Sul precariato, la Cgil sbaglia ad avere una visione catastrofica, di una situazione che invece sarebbe in netto miglioramento come confermerebbero gli ultimi dati Istat su occupazione, salari e contratti stabili. Questo è il commento critico di Alberto Brambilla in un articolo pubblicato su Il Foglio, nel quale il consulente previdenziale afferma che la realtà è diversa rispetto a quella sistematicamente dipinta da Landini, che sostiene nei vari comizi e manifestazioni nazionali, l’importanza di invertire una tendenza ma trascurando i dati statistici veri, dai queli emergerebbe invece un miglioramento in atto, soprattutto sui nuovi occupati con contratti non a termine e un aumento di conseguenza della produttività e dei salari.

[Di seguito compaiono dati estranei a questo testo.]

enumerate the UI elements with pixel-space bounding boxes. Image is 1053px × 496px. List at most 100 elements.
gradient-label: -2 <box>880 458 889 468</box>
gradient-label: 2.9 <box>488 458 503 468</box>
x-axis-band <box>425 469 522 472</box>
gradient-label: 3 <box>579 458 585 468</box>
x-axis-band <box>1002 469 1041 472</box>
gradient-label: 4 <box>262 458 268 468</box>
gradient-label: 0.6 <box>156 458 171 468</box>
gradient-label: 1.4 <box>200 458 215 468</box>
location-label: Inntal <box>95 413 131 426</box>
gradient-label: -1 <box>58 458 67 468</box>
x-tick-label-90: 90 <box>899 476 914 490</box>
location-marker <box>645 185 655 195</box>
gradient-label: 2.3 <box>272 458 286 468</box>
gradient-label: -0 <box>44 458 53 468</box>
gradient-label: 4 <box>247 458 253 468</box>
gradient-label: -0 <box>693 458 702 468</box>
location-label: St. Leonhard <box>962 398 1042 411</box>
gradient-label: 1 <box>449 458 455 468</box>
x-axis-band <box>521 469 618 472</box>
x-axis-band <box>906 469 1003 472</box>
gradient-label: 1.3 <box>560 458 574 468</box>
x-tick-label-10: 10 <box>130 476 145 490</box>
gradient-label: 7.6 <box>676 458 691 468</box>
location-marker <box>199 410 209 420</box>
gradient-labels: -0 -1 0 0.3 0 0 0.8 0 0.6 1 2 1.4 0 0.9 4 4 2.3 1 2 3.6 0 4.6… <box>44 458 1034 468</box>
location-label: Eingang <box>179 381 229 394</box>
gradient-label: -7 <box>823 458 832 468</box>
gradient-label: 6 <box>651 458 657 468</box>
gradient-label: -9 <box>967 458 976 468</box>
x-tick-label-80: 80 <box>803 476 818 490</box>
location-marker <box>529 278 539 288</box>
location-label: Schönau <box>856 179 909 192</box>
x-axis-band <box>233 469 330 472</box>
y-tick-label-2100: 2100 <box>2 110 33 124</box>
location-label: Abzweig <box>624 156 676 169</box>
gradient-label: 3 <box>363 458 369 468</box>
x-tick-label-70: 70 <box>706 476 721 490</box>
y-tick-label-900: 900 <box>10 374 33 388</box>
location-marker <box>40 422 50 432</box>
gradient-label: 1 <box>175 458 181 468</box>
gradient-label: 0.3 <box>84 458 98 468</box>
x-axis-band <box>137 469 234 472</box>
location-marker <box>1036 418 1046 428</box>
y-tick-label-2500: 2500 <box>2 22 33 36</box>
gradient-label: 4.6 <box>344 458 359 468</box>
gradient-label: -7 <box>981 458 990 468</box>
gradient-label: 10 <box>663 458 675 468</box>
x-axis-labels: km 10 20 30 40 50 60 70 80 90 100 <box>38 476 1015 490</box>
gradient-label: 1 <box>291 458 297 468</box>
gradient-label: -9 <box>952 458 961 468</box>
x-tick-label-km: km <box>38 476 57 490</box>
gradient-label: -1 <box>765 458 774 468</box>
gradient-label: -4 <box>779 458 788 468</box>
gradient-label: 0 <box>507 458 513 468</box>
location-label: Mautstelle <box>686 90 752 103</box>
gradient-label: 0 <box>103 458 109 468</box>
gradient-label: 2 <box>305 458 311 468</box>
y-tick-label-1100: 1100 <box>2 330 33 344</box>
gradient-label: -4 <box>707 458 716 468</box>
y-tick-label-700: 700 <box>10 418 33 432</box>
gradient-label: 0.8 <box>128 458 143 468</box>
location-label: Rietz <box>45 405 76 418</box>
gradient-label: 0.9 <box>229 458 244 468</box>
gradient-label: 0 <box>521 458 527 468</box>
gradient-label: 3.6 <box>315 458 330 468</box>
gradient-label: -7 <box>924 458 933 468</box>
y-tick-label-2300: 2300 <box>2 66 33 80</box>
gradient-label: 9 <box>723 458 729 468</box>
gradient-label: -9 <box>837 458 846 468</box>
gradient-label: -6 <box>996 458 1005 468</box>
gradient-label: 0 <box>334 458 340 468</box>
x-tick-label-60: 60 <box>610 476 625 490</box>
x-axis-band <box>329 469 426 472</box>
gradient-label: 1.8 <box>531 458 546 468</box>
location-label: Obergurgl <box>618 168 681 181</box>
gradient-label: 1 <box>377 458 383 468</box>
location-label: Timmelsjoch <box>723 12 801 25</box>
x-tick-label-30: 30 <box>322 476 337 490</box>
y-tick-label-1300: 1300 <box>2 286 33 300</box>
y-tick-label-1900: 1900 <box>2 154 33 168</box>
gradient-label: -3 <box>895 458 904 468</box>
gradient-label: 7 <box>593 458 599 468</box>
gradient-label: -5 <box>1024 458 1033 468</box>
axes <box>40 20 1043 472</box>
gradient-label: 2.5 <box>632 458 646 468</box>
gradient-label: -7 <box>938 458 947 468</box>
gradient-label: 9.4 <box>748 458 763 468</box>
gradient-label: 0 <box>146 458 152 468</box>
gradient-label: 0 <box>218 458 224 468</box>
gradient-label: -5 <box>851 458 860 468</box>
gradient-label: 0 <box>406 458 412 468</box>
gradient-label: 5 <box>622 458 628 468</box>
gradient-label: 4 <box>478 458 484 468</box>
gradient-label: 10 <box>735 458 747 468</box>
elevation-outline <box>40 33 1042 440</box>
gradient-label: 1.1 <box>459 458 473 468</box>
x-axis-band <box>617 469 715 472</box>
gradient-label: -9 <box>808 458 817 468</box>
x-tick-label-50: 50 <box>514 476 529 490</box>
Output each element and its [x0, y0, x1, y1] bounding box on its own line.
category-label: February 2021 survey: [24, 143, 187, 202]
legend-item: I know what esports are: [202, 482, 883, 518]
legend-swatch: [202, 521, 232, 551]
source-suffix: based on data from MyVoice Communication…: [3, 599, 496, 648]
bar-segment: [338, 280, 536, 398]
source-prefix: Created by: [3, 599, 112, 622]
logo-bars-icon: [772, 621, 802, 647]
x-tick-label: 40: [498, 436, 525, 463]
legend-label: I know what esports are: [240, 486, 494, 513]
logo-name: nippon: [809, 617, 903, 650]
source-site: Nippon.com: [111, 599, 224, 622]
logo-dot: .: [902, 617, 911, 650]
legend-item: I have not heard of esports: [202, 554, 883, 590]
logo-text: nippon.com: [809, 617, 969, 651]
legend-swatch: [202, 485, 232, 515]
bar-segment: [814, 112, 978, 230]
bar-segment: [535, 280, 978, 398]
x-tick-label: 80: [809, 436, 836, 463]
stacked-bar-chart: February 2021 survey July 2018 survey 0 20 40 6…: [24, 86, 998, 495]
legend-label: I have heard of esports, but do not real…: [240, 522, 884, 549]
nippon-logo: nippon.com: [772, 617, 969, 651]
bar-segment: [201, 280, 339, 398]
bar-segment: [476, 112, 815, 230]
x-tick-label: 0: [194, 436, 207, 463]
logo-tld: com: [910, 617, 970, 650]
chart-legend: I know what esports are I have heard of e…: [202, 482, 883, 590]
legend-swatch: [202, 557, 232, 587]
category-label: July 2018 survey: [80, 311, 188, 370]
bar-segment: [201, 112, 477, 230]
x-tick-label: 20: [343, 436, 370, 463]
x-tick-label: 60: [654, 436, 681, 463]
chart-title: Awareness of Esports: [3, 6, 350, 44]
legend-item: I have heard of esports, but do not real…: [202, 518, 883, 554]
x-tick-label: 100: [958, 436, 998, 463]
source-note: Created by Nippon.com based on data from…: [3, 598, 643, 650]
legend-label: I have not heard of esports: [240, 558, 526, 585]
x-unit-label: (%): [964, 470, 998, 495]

I contratti precari hanno raggiunto un minimo record storico, che non si verificava dal 2021, passando ad una minima percentuale su tutti i dipendenti del 15,9%, in linea quindi con gli altri paesi europei. Altra critica è per il fatto che da sempre la Cgil sostiene un intervento di governo per introdurre il salario minimo, ma contemporaneamente non tutela i lavoratori con un rinnovo dei CCNL, lavoro che sarebbe di competenza dei sindacati e di un dialogo con le aziende, invece di “sostituirsi alla politica“.
Su precariato e salario minimo “La Cgil promuove lotta di classe”
L’analisi di Brambilla sul Foglio in merito ai dati ISTAT sull’aumento dell’occupazione e dei contratti stabili, che quindi avrebbero fatto crollare la precarietà sul lavoro, nonostante quanto sostenuto dalla Cgil, si concentra anche sullo smentire la “leggenda” secondo la quale il paese starebbe diventando sempre più povero. In realtà, come viene affermato nell’articolo, “nel 2022 sono diminuiti sia il rischio di povertà che la disuguaglianza economica“, arrivando ad un indice del 16,8 rispetto al 18,6 del passato.
Certo, questo forse non significa che una parte della popolazione sia in gravi condizioni e rischia di peggiorare, ma ciò impone un’accurata indegine sulle cause. Non certo una “lotta di classe” che non rappresenta la soluzione al problema, accusando una parte di “avere troppi privilegi” e rivendicando il diritto ad una spesa assistenziale da aumentare prelevando fondi pubblici dai cosiddetti “extra profitti” o “grandi fortune“.